Las Cañas - pollo maryland

A bit touristy, but the tri-level Las Cañas, at Corrientes and Montevideo in the Paseo La Plaza “mall”, serves up a reasonably decent version. The breading was light and crispy, the chicken was a decent sized portion, the fries were good, the bacon could have been crispier, Las Cañas - mayothe creamed corn was more bechamel than corn, but still worked. Although you can’t see it, they serve up a little ramekin of mayo with their bread, but the may has been died with blue and yellow food coloring, swirled through it, to give a lurid sort of aqua shade to it. Doesn’t change the flavor of the mayo, and it was perfectly good on the fries, but it’s just an odd choice for presentation.

More to come….

[Edit: Apparently I share the fascination with this dish with local chef and Masterchef judge Germán Martitegui of Tegui restaurant, one of the world’s best!]

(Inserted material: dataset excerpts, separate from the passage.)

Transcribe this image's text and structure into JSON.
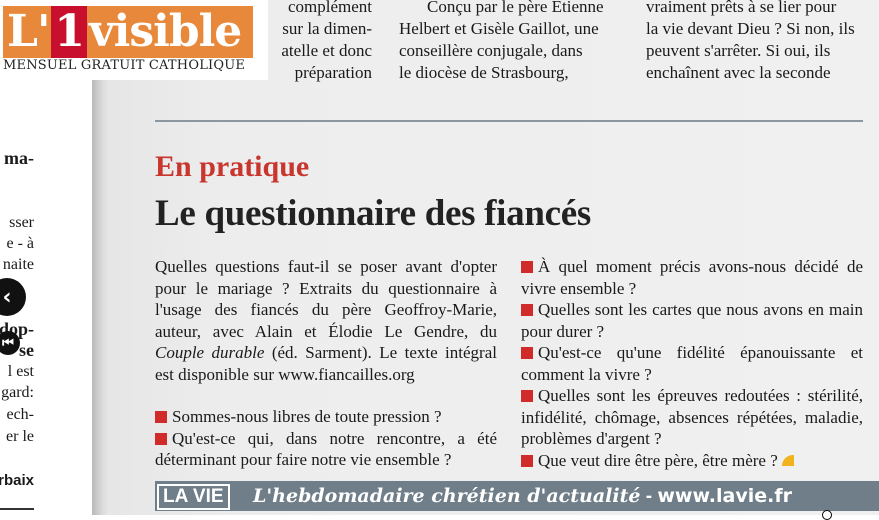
{
  "logo": {
    "prefix": "L'",
    "one": "1",
    "word": "visible",
    "subtitle": "MENSUEL GRATUIT CATHOLIQUE"
  },
  "left_page": {
    "lines": [
      "ma-",
      "sser",
      "e - à",
      "naite",
      "dop-",
      "se",
      "l est",
      "gard:",
      "ech-",
      "er le",
      "rbaix"
    ]
  },
  "top_columns": {
    "col1": [
      "complément",
      "sur la dimen-",
      "atelle et donc",
      "préparation"
    ],
    "col2": [
      "Conçu par le père Etienne",
      "Helbert et Gisèle Gaillot, une",
      "conseillère conjugale, dans",
      "le diocèse de Strasbourg,"
    ],
    "col3": [
      "vraiment prêts à se lier pour",
      "la vie devant Dieu ? Si non, ils",
      "peuvent s'arrêter. Si oui, ils",
      "enchaînent avec la seconde"
    ]
  },
  "article": {
    "kicker": "En pratique",
    "headline": "Le questionnaire des fiancés",
    "intro_before": "Quelles questions faut-il se poser avant d'opter pour le mariage ? Extraits du questionnaire à l'usage des fiancés du père Geoffroy-Marie, auteur, avec Alain et Élodie Le Gendre, du ",
    "intro_book": "Couple durable",
    "intro_after": " (éd. Sarment). Le texte intégral est disponible sur www.fiancailles.org",
    "questions_left": [
      "Sommes-nous libres de toute pression ?",
      "Qu'est-ce qui, dans notre rencontre, a été déterminant pour faire notre vie ensemble ?"
    ],
    "questions_right": [
      "À quel moment précis avons-nous décidé de vivre ensemble ?",
      "Quelles sont les cartes que nous avons en main pour durer ?",
      "Qu'est-ce qu'une fidélité épanouissante et comment la vivre ?",
      "Quelles sont les épreuves redoutées : stérilité, infidélité, chômage, absences répétées, maladie, problèmes d'argent ?",
      "Que veut dire être père, être mère ?"
    ]
  },
  "footer": {
    "logo": "LA VIE",
    "tagline": "L'hebdomadaire chrétien d'actualité",
    "separator": " - ",
    "url": "www.lavie.fr"
  },
  "colors": {
    "accent_red": "#c8362e",
    "logo_orange": "#e8883a",
    "footer_band": "#6f7e88"
  }
}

{ 4 comments… read them below or add one }

jennifer rose October 6, 2014 at 11:46

The Maryland version with the white gravy sounds suspiciously like chicken-fried chicken. Now, where’s the fried okra?

Gustavo October 6, 2014 at 12:49

The classical version of this dish (at least it was when I was a kid, 30+ years aho), was always with “papas pay”. Almost the ones that are now common to put on hot dogs (“lluvia de papas”). They were a pain to eat with a fork…

dan October 6, 2014 at 13:59

The only place that plated them up with papas pay was Zum Edelweiss – all the others had regular fries. And, like you said, really hard to eat with a fork – I just used my fingers.

dan October 6, 2014 at 14:00

Jennifer, that version is basically just fried chicken, the biggest differences being that it’s generally finished in the oven or covered and steamed – and, classically, only a flour dredge – no batter or breadcrumbs.